Prove that $f$ has the maximum value on $[-a, a]$.

Question

Let $a > 0$.
Let $f(x) := 2 x \sin \frac{1}{x} - \cos \frac{1}{x}$ for $x \in [-a, 0) \cup (0, a]$ and $f(0) := 0$.

Prove that $f$ has the maximum value on $[-a, a]$.

My attempt is the following:

Let $b \in (0, a)$.
Then, $f$ has the maximum value $\max f_{[b, a]}$on $[b, a]$.
Let $-c \in (-a, 0)$.
Then, $f$ has the maximum value $\max f_{[-a, -c]}$ on $[-a, -c]$.

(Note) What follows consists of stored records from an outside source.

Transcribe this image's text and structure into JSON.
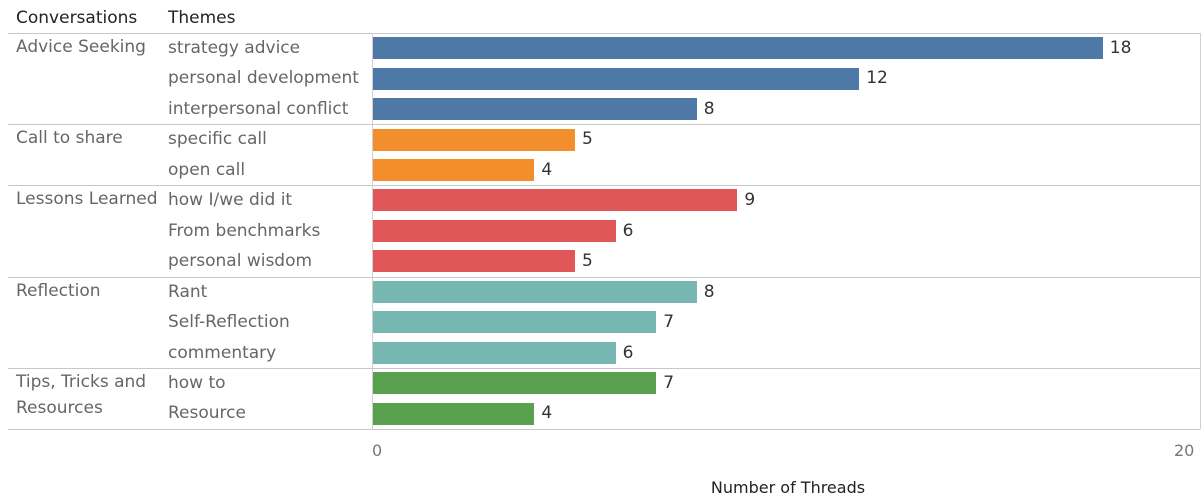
{
  "chart_data": {
    "type": "bar",
    "orientation": "horizontal",
    "column_headers": [
      "Conversations",
      "Themes"
    ],
    "xlabel": "Number of Threads",
    "xlim": [
      0,
      20
    ],
    "xticks": [
      "0",
      "20"
    ],
    "groups": [
      {
        "name": "Advice Seeking",
        "color": "#4e79a7",
        "themes": [
          {
            "label": "strategy advice",
            "value": 18
          },
          {
            "label": "personal development",
            "value": 12
          },
          {
            "label": "interpersonal conflict",
            "value": 8
          }
        ]
      },
      {
        "name": "Call to share",
        "color": "#f28e2b",
        "themes": [
          {
            "label": "specific call",
            "value": 5
          },
          {
            "label": "open call",
            "value": 4
          }
        ]
      },
      {
        "name": "Lessons Learned",
        "color": "#e15759",
        "themes": [
          {
            "label": "how I/we did it",
            "value": 9
          },
          {
            "label": "From benchmarks",
            "value": 6
          },
          {
            "label": "personal wisdom",
            "value": 5
          }
        ]
      },
      {
        "name": "Reflection",
        "color": "#76b7b2",
        "themes": [
          {
            "label": "Rant",
            "value": 8
          },
          {
            "label": "Self-Reflection",
            "value": 7
          },
          {
            "label": "commentary",
            "value": 6
          }
        ]
      },
      {
        "name": "Tips, Tricks and\nResources",
        "color": "#59a14f",
        "themes": [
          {
            "label": "how to",
            "value": 7
          },
          {
            "label": "Resource",
            "value": 4
          }
        ]
      }
    ]
  }
}
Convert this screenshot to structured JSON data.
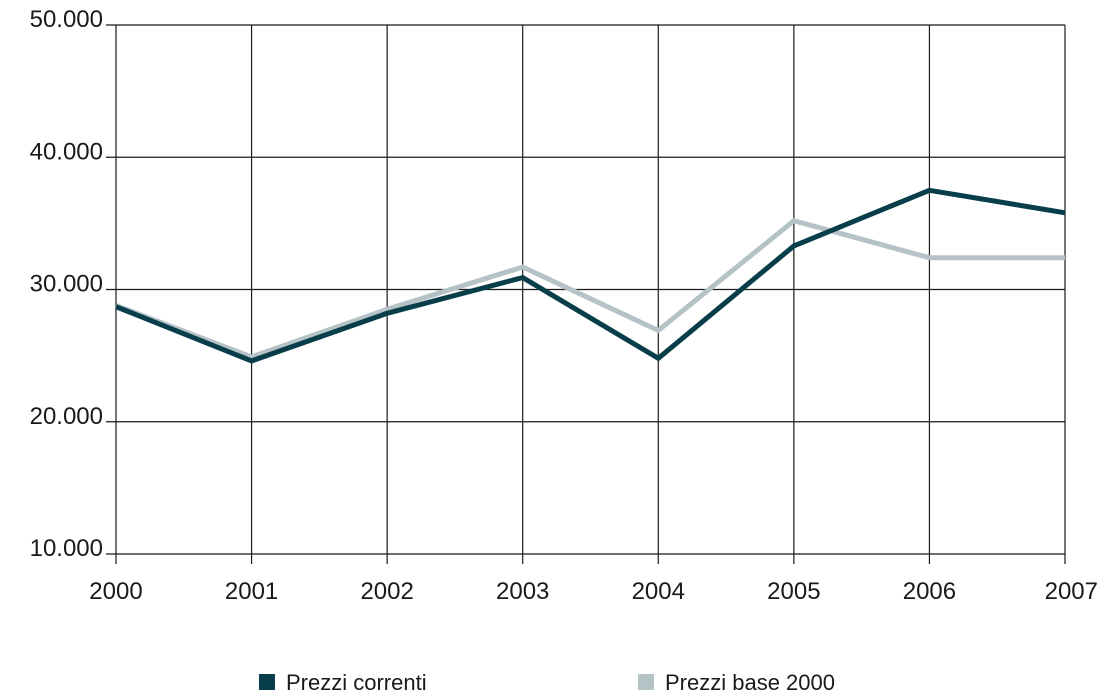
{
  "chart_data": {
    "type": "line",
    "title": "",
    "xlabel": "",
    "ylabel": "",
    "categories": [
      "2000",
      "2001",
      "2002",
      "2003",
      "2004",
      "2005",
      "2006",
      "2007"
    ],
    "y_ticks": [
      10000,
      20000,
      30000,
      40000,
      50000
    ],
    "y_tick_labels": [
      "10.000",
      "20.000",
      "30.000",
      "40.000",
      "50.000"
    ],
    "ylim": [
      10000,
      50000
    ],
    "grid": true,
    "legend_position": "bottom",
    "series": [
      {
        "name": "Prezzi correnti",
        "color": "#073e4a",
        "values": [
          28700,
          24600,
          28200,
          30900,
          24800,
          33300,
          37500,
          35800
        ]
      },
      {
        "name": "Prezzi base 2000",
        "color": "#b5c2c6",
        "values": [
          28800,
          24900,
          28500,
          31700,
          26900,
          35200,
          32400,
          32400
        ]
      }
    ]
  }
}
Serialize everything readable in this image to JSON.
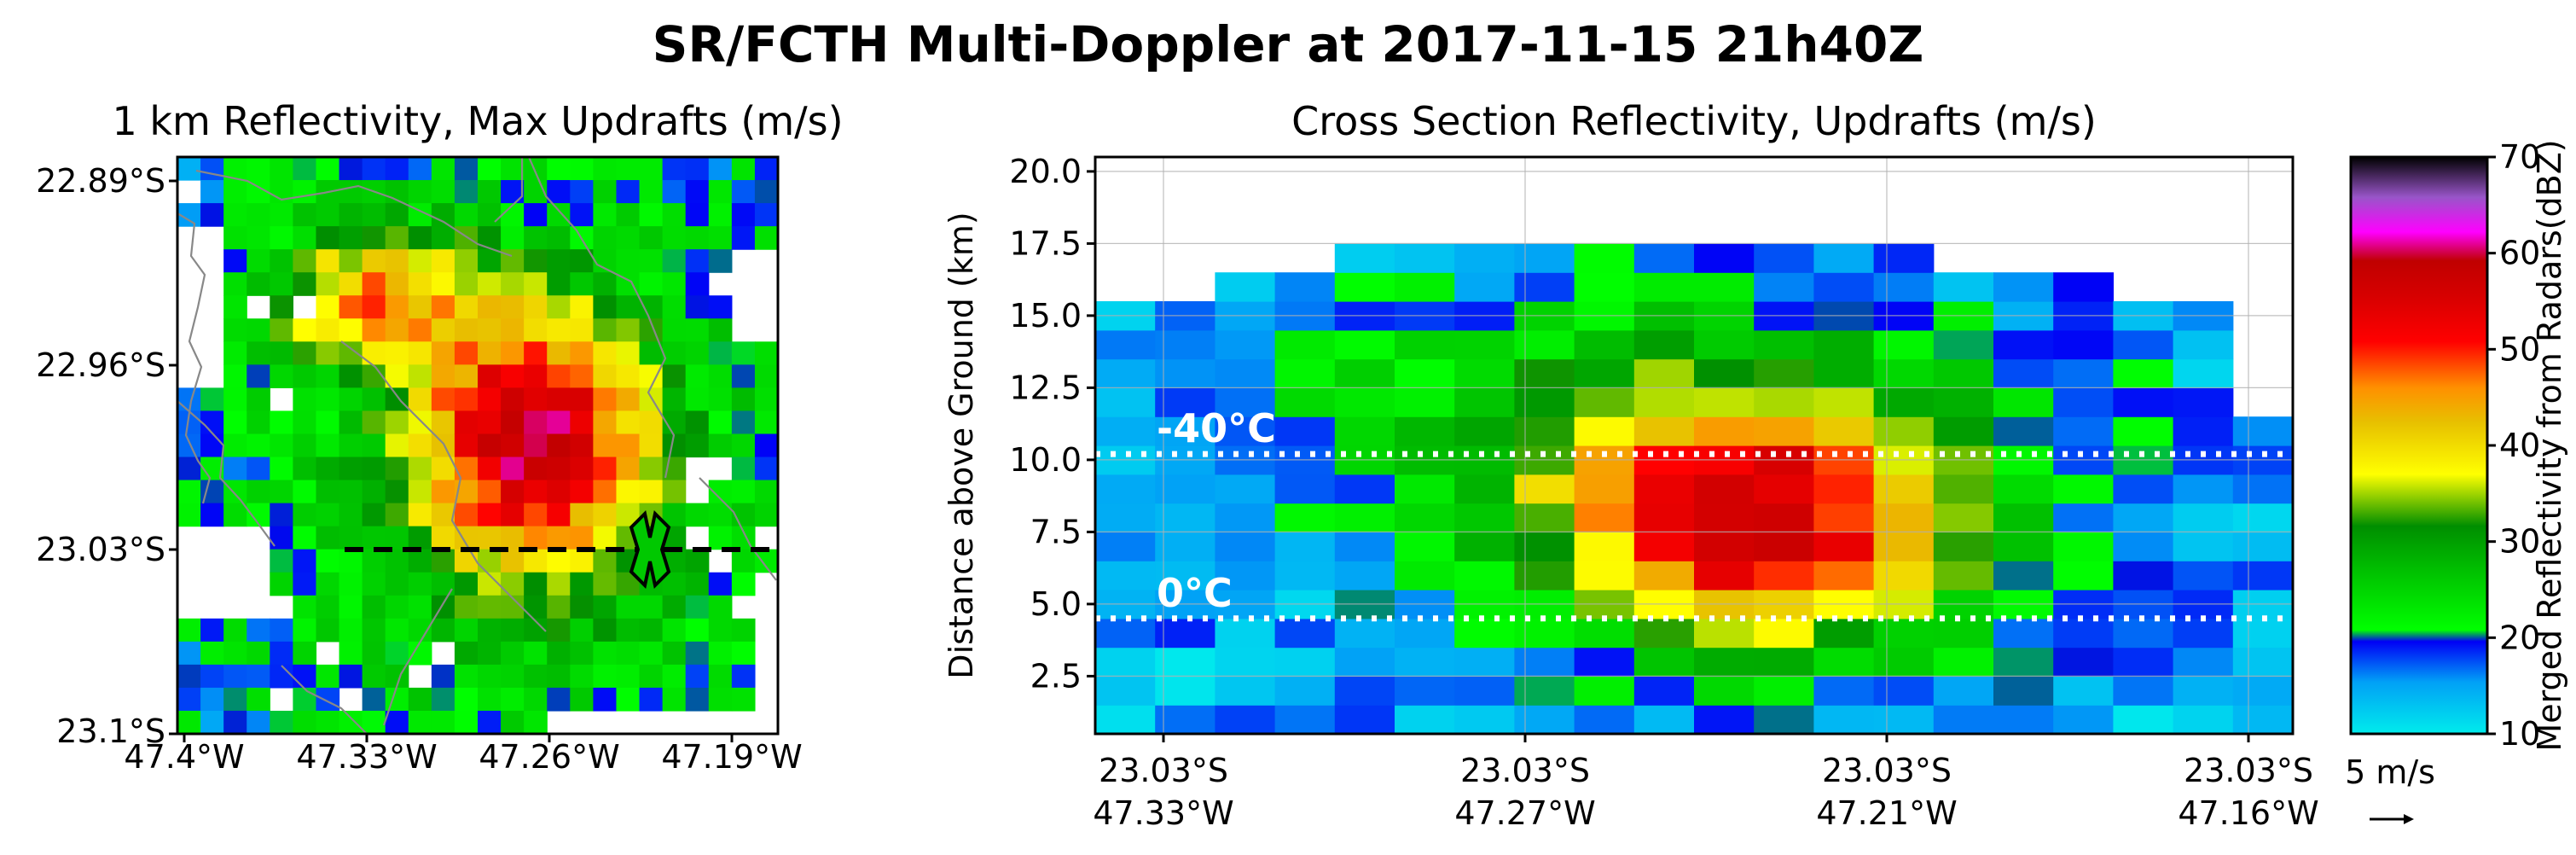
{
  "figure": {
    "title": "SR/FCTH Multi-Doppler at 2017-11-15 21h40Z"
  },
  "chart_data": [
    {
      "panel": "map",
      "type": "heatmap",
      "title": "1 km Reflectivity, Max Updrafts (m/s)",
      "xlabel": "",
      "ylabel": "",
      "x_tick_labels": [
        "47.4°W",
        "47.33°W",
        "47.26°W",
        "47.19°W"
      ],
      "y_tick_labels": [
        "22.89°S",
        "22.96°S",
        "23.03°S",
        "23.1°S"
      ],
      "cross_section_line": "23.03°S",
      "marker": "X at 47.21°W, 23.03°S"
    },
    {
      "panel": "cross_section",
      "type": "heatmap",
      "title": "Cross Section Reflectivity, Updrafts (m/s)",
      "xlabel": "",
      "ylabel": "Distance above Ground (km)",
      "ylim": [
        0.5,
        20.5
      ],
      "y_ticks": [
        "2.5",
        "5.0",
        "7.5",
        "10.0",
        "12.5",
        "15.0",
        "17.5",
        "20.0"
      ],
      "x_tick_labels": [
        [
          "23.03°S",
          "47.33°W"
        ],
        [
          "23.03°S",
          "47.27°W"
        ],
        [
          "23.03°S",
          "47.21°W"
        ],
        [
          "23.03°S",
          "47.16°W"
        ]
      ],
      "isotherms": [
        {
          "label": "-40°C",
          "height_km": 10.2
        },
        {
          "label": "0°C",
          "height_km": 4.5
        }
      ],
      "grid": true
    }
  ],
  "colorbar": {
    "label": "Merged Reflectivity from Radars(dBZ)",
    "range": [
      10,
      70
    ],
    "tick_labels": [
      "10",
      "20",
      "30",
      "40",
      "50",
      "60",
      "70"
    ]
  },
  "quiver_key": {
    "label": "5 m/s"
  }
}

If we can choose $b$ and $-c$ such that if $x \in (-c, b)$, then $f(x) \leq \max\{\max f_{[b, a]}, \max f_{[-a, -c]}\}$, then the proof is done.

Answer 1

Here is a rough proof.

Fix $a$.

As stated in the comments, we need only consider the interval $[0,a]$.

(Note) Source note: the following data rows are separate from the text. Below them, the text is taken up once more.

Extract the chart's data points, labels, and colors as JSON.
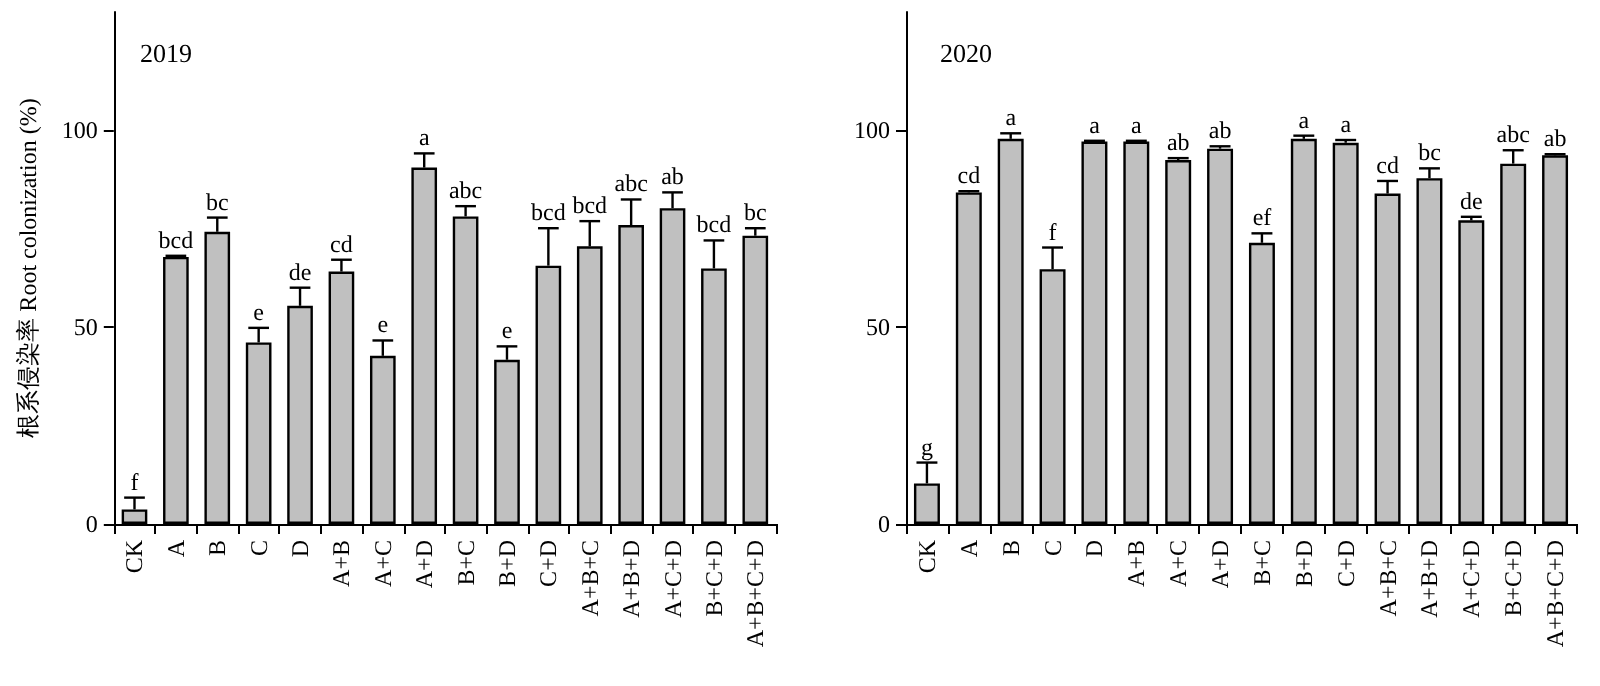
{
  "chart_data": [
    {
      "type": "bar",
      "ylabel": "根系侵染率 Root colonization (%)",
      "annotations": [
        "2019"
      ],
      "categories": [
        "CK",
        "A",
        "B",
        "C",
        "D",
        "A+B",
        "A+C",
        "A+D",
        "B+C",
        "B+D",
        "C+D",
        "A+B+C",
        "A+B+D",
        "A+C+D",
        "B+C+D",
        "A+B+C+D"
      ],
      "series": [
        {
          "color": "#c0c0c0",
          "values": [
            3.7,
            67.8,
            74.2,
            46.1,
            55.4,
            64.1,
            42.7,
            90.5,
            78.1,
            41.7,
            65.6,
            70.5,
            75.9,
            80.2,
            64.9,
            73.2
          ],
          "errors": [
            [
              3.7,
              6.7
            ],
            [
              67.8,
              68.1
            ],
            [
              74.2,
              77.8
            ],
            [
              46.1,
              49.8
            ],
            [
              55.4,
              60
            ],
            [
              64.1,
              67.1
            ],
            [
              42.7,
              46.6
            ],
            [
              90.5,
              94.1
            ],
            [
              78.1,
              80.7
            ],
            [
              41.7,
              45.1
            ],
            [
              65.6,
              75.1
            ],
            [
              70.5,
              76.9
            ],
            [
              75.9,
              82.4
            ],
            [
              80.2,
              84.2
            ],
            [
              64.9,
              72
            ],
            [
              73.2,
              75.1
            ]
          ],
          "value_labels": [
            "f",
            "bcd",
            "bc",
            "e",
            "de",
            "cd",
            "e",
            "a",
            "abc",
            "e",
            "bcd",
            "bcd",
            "abc",
            "ab",
            "bcd",
            "bc"
          ]
        }
      ],
      "ylim": [
        0,
        130
      ],
      "yticks": [
        0,
        50,
        100
      ],
      "grid": false
    },
    {
      "type": "bar",
      "annotations": [
        "2020"
      ],
      "categories": [
        "CK",
        "A",
        "B",
        "C",
        "D",
        "A+B",
        "A+C",
        "A+D",
        "B+C",
        "B+D",
        "C+D",
        "A+B+C",
        "A+B+D",
        "A+C+D",
        "B+C+D",
        "A+B+C+D"
      ],
      "series": [
        {
          "color": "#c0c0c0",
          "values": [
            10.3,
            84.2,
            97.8,
            64.7,
            97.1,
            97.1,
            92.4,
            95.3,
            71.4,
            97.8,
            96.8,
            83.9,
            87.8,
            77.1,
            91.5,
            93.6
          ],
          "errors": [
            [
              10.3,
              15.6
            ],
            [
              84.2,
              84.5
            ],
            [
              97.8,
              99.2
            ],
            [
              64.7,
              70.2
            ],
            [
              97.1,
              97.3
            ],
            [
              97.1,
              97.3
            ],
            [
              92.4,
              92.9
            ],
            [
              95.3,
              95.9
            ],
            [
              71.4,
              73.8
            ],
            [
              97.8,
              98.6
            ],
            [
              96.8,
              97.5
            ],
            [
              83.9,
              87.1
            ],
            [
              87.8,
              90.3
            ],
            [
              77.1,
              78
            ],
            [
              91.5,
              94.9
            ],
            [
              93.6,
              93.9
            ]
          ],
          "value_labels": [
            "g",
            "cd",
            "a",
            "f",
            "a",
            "a",
            "ab",
            "ab",
            "ef",
            "a",
            "a",
            "cd",
            "bc",
            "de",
            "abc",
            "ab"
          ]
        }
      ],
      "ylim": [
        0,
        130
      ],
      "yticks": [
        0,
        50,
        100
      ],
      "grid": false
    }
  ]
}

Let $\alpha = \min \{ \frac{a}{2}, \frac{1}{4\pi} \}.$ We break up the interval into two sets $A=[0,\alpha]$ and $B=[\alpha,a]$. The set $B$ is compact, and $f(x)$ is continuous and bounded on $B$. Therefore, $f(x)$ attains a maximum on $B$, call it $f^\star$. $\forall x \in A, f^\star \ge f(x),$ so $f^\star$ is the maximum on $[0,a]$ and thus on $[-a,a]$.

Answer 2

Here's an idea for you. In a very small neighborhood of $\;x=0\;$ the function is bounded, since

$\;2x\sin\frac1x\xrightarrow[x\to0]{}0\;$ and $\;\left|\cos\frac1x\right|\le1\;$ , so say $\;|f(x)|\le M_1\;$ and $\;f(x_1)=M_1\;$ for $\;x,\,x_1\in(0,\,\epsilon)\;$ , with $\;\epsilon>0\;$ .

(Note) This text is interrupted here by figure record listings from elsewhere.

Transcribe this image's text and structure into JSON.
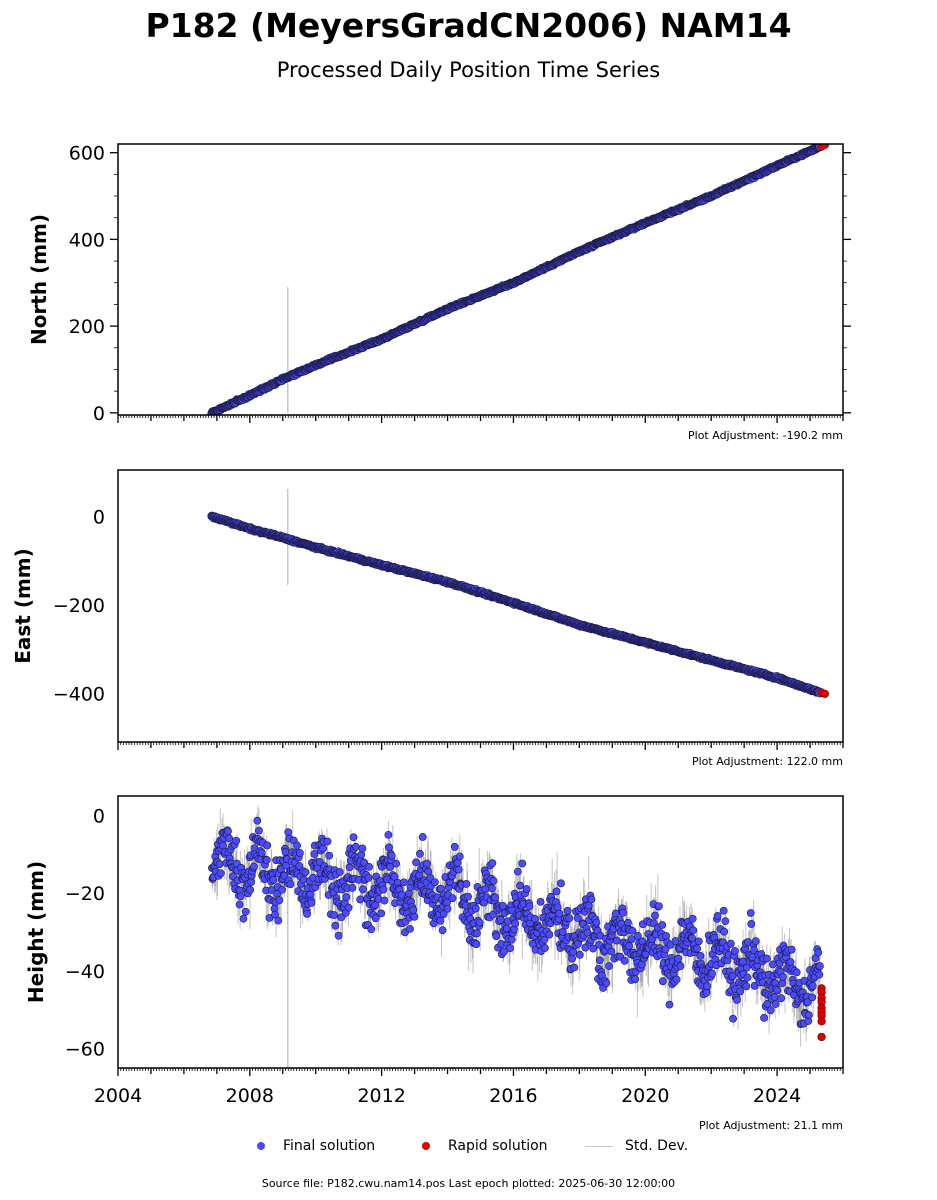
{
  "title": "P182 (MeyersGradCN2006) NAM14",
  "subtitle": "Processed Daily Position Time Series",
  "footer": "Source file: P182.cwu.nam14.pos  Last epoch plotted: 2025-06-30 12:00:00",
  "legend": {
    "final": "Final solution",
    "rapid": "Rapid solution",
    "std": "Std. Dev."
  },
  "colors": {
    "final": "#4b4bff",
    "final_edge": "#1a1a40",
    "rapid": "#e00000",
    "std": "#bbbbbb"
  },
  "chart_data": [
    {
      "type": "scatter",
      "ylabel": "North (mm)",
      "adjustment": "Plot Adjustment: -190.2 mm",
      "xlim": [
        2004,
        2026
      ],
      "ylim": [
        -5,
        620
      ],
      "yticks": [
        0,
        200,
        400,
        600
      ],
      "ytick_labels": [
        "0",
        "200",
        "400",
        "600"
      ],
      "series": [
        {
          "name": "Final solution",
          "x": [
            2006.85,
            2008,
            2009,
            2010,
            2012,
            2014,
            2016,
            2018,
            2020,
            2022,
            2024,
            2025.3
          ],
          "y": [
            0,
            40,
            78,
            110,
            170,
            240,
            300,
            372,
            438,
            500,
            570,
            614
          ]
        },
        {
          "name": "Rapid solution",
          "x": [
            2025.35,
            2025.45
          ],
          "y": [
            614,
            618
          ]
        }
      ],
      "std_spike": {
        "x": 2009.15,
        "ymin": 0,
        "ymax": 290
      }
    },
    {
      "type": "scatter",
      "ylabel": "East (mm)",
      "adjustment": "Plot Adjustment: 122.0 mm",
      "xlim": [
        2004,
        2026
      ],
      "ylim": [
        -510,
        105
      ],
      "yticks": [
        0,
        -200,
        -400
      ],
      "ytick_labels": [
        "0",
        "−200",
        "−400"
      ],
      "series": [
        {
          "name": "Final solution",
          "x": [
            2006.85,
            2008,
            2009,
            2010,
            2012,
            2014,
            2015,
            2016,
            2018,
            2020,
            2022,
            2024,
            2025.3
          ],
          "y": [
            0,
            -28,
            -48,
            -70,
            -110,
            -148,
            -172,
            -195,
            -245,
            -285,
            -325,
            -365,
            -398
          ]
        },
        {
          "name": "Rapid solution",
          "x": [
            2025.35,
            2025.45
          ],
          "y": [
            -398,
            -401
          ]
        }
      ],
      "std_spike": {
        "x": 2009.15,
        "ymin": -155,
        "ymax": 62
      }
    },
    {
      "type": "scatter",
      "ylabel": "Height (mm)",
      "adjustment": "Plot Adjustment: 21.1 mm",
      "xlim": [
        2004,
        2026
      ],
      "ylim": [
        -65,
        5
      ],
      "yticks": [
        0,
        -20,
        -40,
        -60
      ],
      "ytick_labels": [
        "0",
        "−20",
        "−40",
        "−60"
      ],
      "series": [
        {
          "name": "Final solution",
          "x": [
            2006.85,
            2008,
            2010,
            2012,
            2014,
            2016,
            2018,
            2020,
            2022,
            2024,
            2025.3
          ],
          "y": [
            -11,
            -14,
            -16,
            -18,
            -20,
            -26,
            -30,
            -34,
            -36,
            -42,
            -45
          ],
          "scatter_amplitude": 7
        },
        {
          "name": "Rapid solution",
          "x": [
            2025.35,
            2025.35,
            2025.35,
            2025.35,
            2025.35,
            2025.35,
            2025.35,
            2025.35,
            2025.35
          ],
          "y": [
            -44.5,
            -45.5,
            -47,
            -48,
            -49.5,
            -50.5,
            -51.5,
            -53,
            -57
          ]
        }
      ],
      "std_spike": {
        "x": 2009.15,
        "ymin": -65,
        "ymax": -5
      }
    }
  ],
  "xticks": [
    2004,
    2008,
    2012,
    2016,
    2020,
    2024
  ],
  "xtick_labels": [
    "2004",
    "2008",
    "2012",
    "2016",
    "2020",
    "2024"
  ]
}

Now, at $\;[\epsilon,\,a]\;$, the function $\;f(x)\;$ is continuous and thus, by Weierstrass theorems, it both

is bounded there and attains in that interval its maximum/minimum value, say

$$\;f(x_2)=M_2\ge f(x)\,,\,\,\forall\,x\in[\epsilon,\,a],\,x_2\in[\epsilon,a]\;$$

Finally, just put the above together...and get your proof.